The trip was roughly 180 miles with approximately equal parts walking and boating. The Atigun is guaged, and like many arctic river is very flashy, meaning it can come up and go down quickly. I boated it at roughly 650 cfs and suspect that less than 500 cfs would be too bony and above 2,000 cfs it could be very exciting whitewater in the Atigun Gorge.
Packraft Rats.jpg
The Atigun River approach could also be adapted to access the south-flowing Wind and Chandalar rivers, or with a bit more walking, the Marsh Fork of the Canning. A shorter version involving only the Atigun and the Sag is another option that is often done by caribou hunters looking to get the required 5 miles from the Dalton Highway.
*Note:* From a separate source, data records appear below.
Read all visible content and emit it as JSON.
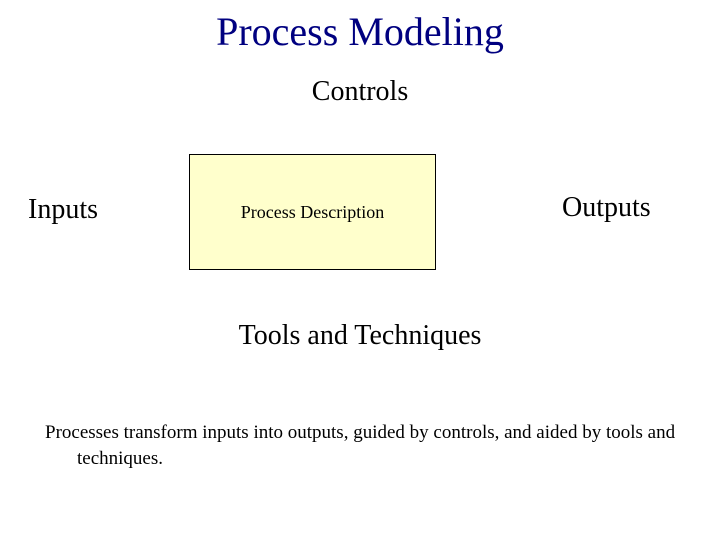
{
  "title": "Process Modeling",
  "labels": {
    "controls": "Controls",
    "inputs": "Inputs",
    "outputs": "Outputs",
    "process_box": "Process Description",
    "tools": "Tools and Techniques"
  },
  "description": "Processes transform inputs into outputs, guided by controls, and aided by tools and techniques."
}
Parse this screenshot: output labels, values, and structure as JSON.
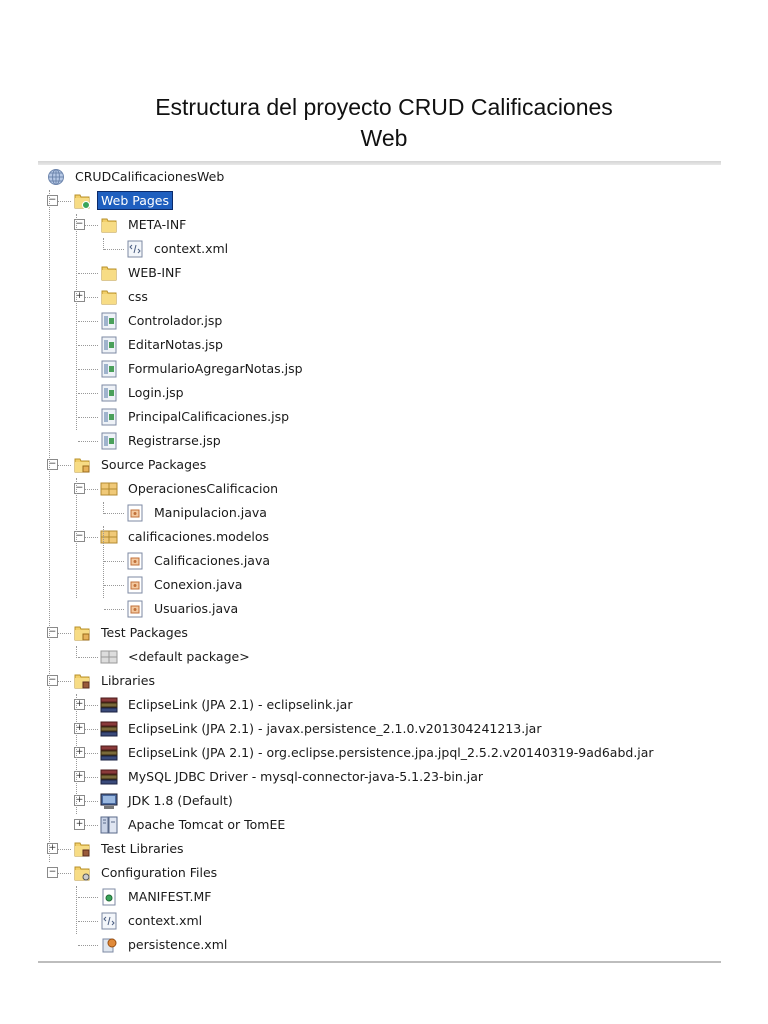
{
  "title_line1": "Estructura del proyecto CRUD Calificaciones",
  "title_line2": "Web",
  "tree": [
    {
      "label": "CRUDCalificacionesWeb",
      "level": 0,
      "icon": "globe-icon",
      "exp": ""
    },
    {
      "label": "Web Pages",
      "level": 1,
      "icon": "web-folder-icon",
      "exp": "-",
      "selected": true
    },
    {
      "label": "META-INF",
      "level": 2,
      "icon": "folder-icon",
      "exp": "-"
    },
    {
      "label": "context.xml",
      "level": 3,
      "icon": "xml-file-icon",
      "exp": ""
    },
    {
      "label": "WEB-INF",
      "level": 2,
      "icon": "folder-icon",
      "exp": ""
    },
    {
      "label": "css",
      "level": 2,
      "icon": "folder-icon",
      "exp": "+"
    },
    {
      "label": "Controlador.jsp",
      "level": 2,
      "icon": "jsp-file-icon",
      "exp": ""
    },
    {
      "label": "EditarNotas.jsp",
      "level": 2,
      "icon": "jsp-file-icon",
      "exp": ""
    },
    {
      "label": "FormularioAgregarNotas.jsp",
      "level": 2,
      "icon": "jsp-file-icon",
      "exp": ""
    },
    {
      "label": "Login.jsp",
      "level": 2,
      "icon": "jsp-file-icon",
      "exp": ""
    },
    {
      "label": "PrincipalCalificaciones.jsp",
      "level": 2,
      "icon": "jsp-file-icon",
      "exp": ""
    },
    {
      "label": "Registrarse.jsp",
      "level": 2,
      "icon": "jsp-file-icon",
      "exp": ""
    },
    {
      "label": "Source Packages",
      "level": 1,
      "icon": "source-folder-icon",
      "exp": "-"
    },
    {
      "label": "OperacionesCalificacion",
      "level": 2,
      "icon": "package-icon",
      "exp": "-"
    },
    {
      "label": "Manipulacion.java",
      "level": 3,
      "icon": "java-file-icon",
      "exp": ""
    },
    {
      "label": "calificaciones.modelos",
      "level": 2,
      "icon": "package-icon",
      "exp": "-"
    },
    {
      "label": "Calificaciones.java",
      "level": 3,
      "icon": "java-file-icon",
      "exp": ""
    },
    {
      "label": "Conexion.java",
      "level": 3,
      "icon": "java-file-icon",
      "exp": ""
    },
    {
      "label": "Usuarios.java",
      "level": 3,
      "icon": "java-file-icon",
      "exp": ""
    },
    {
      "label": "Test Packages",
      "level": 1,
      "icon": "source-folder-icon",
      "exp": "-"
    },
    {
      "label": "<default package>",
      "level": 2,
      "icon": "empty-package-icon",
      "exp": ""
    },
    {
      "label": "Libraries",
      "level": 1,
      "icon": "library-folder-icon",
      "exp": "-"
    },
    {
      "label": "EclipseLink (JPA 2.1) - eclipselink.jar",
      "level": 2,
      "icon": "jar-books-icon",
      "exp": "+"
    },
    {
      "label": "EclipseLink (JPA 2.1) - javax.persistence_2.1.0.v201304241213.jar",
      "level": 2,
      "icon": "jar-books-icon",
      "exp": "+"
    },
    {
      "label": "EclipseLink (JPA 2.1) - org.eclipse.persistence.jpa.jpql_2.5.2.v20140319-9ad6abd.jar",
      "level": 2,
      "icon": "jar-books-icon",
      "exp": "+"
    },
    {
      "label": "MySQL JDBC Driver - mysql-connector-java-5.1.23-bin.jar",
      "level": 2,
      "icon": "jar-books-icon",
      "exp": "+"
    },
    {
      "label": "JDK 1.8 (Default)",
      "level": 2,
      "icon": "jdk-monitor-icon",
      "exp": "+"
    },
    {
      "label": "Apache Tomcat or TomEE",
      "level": 2,
      "icon": "server-icon",
      "exp": "+"
    },
    {
      "label": "Test Libraries",
      "level": 1,
      "icon": "library-folder-icon",
      "exp": "+"
    },
    {
      "label": "Configuration Files",
      "level": 1,
      "icon": "config-folder-icon",
      "exp": "-"
    },
    {
      "label": "MANIFEST.MF",
      "level": 2,
      "icon": "manifest-file-icon",
      "exp": ""
    },
    {
      "label": "context.xml",
      "level": 2,
      "icon": "xml-file-icon",
      "exp": ""
    },
    {
      "label": "persistence.xml",
      "level": 2,
      "icon": "persistence-file-icon",
      "exp": ""
    }
  ]
}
Lastly, it’s called the Arctic Refuge, not the ugly “ANWR” acronym, please.

WOW!

Not only do you embark on a great trip, but you include your dogs, I bet they loved it. I certainly loved reading about it.

It was reading of the trips by Packrafters like yourself which inspired me to get a Denali Llama, and then a Dory and to have my own adventures.

I think the motto of the Alpacka Packrafters should be: ‘Limited By Imagination Only!’

Regards,

Sounds like fun! I have a friend who was on the river doing a hunting trip at the same time you were. He mentioned he saw a packrafter walk by with two dogs and was incredulous!

This sounds like a very fun trip!! What time of year did you do it and how many days did you take?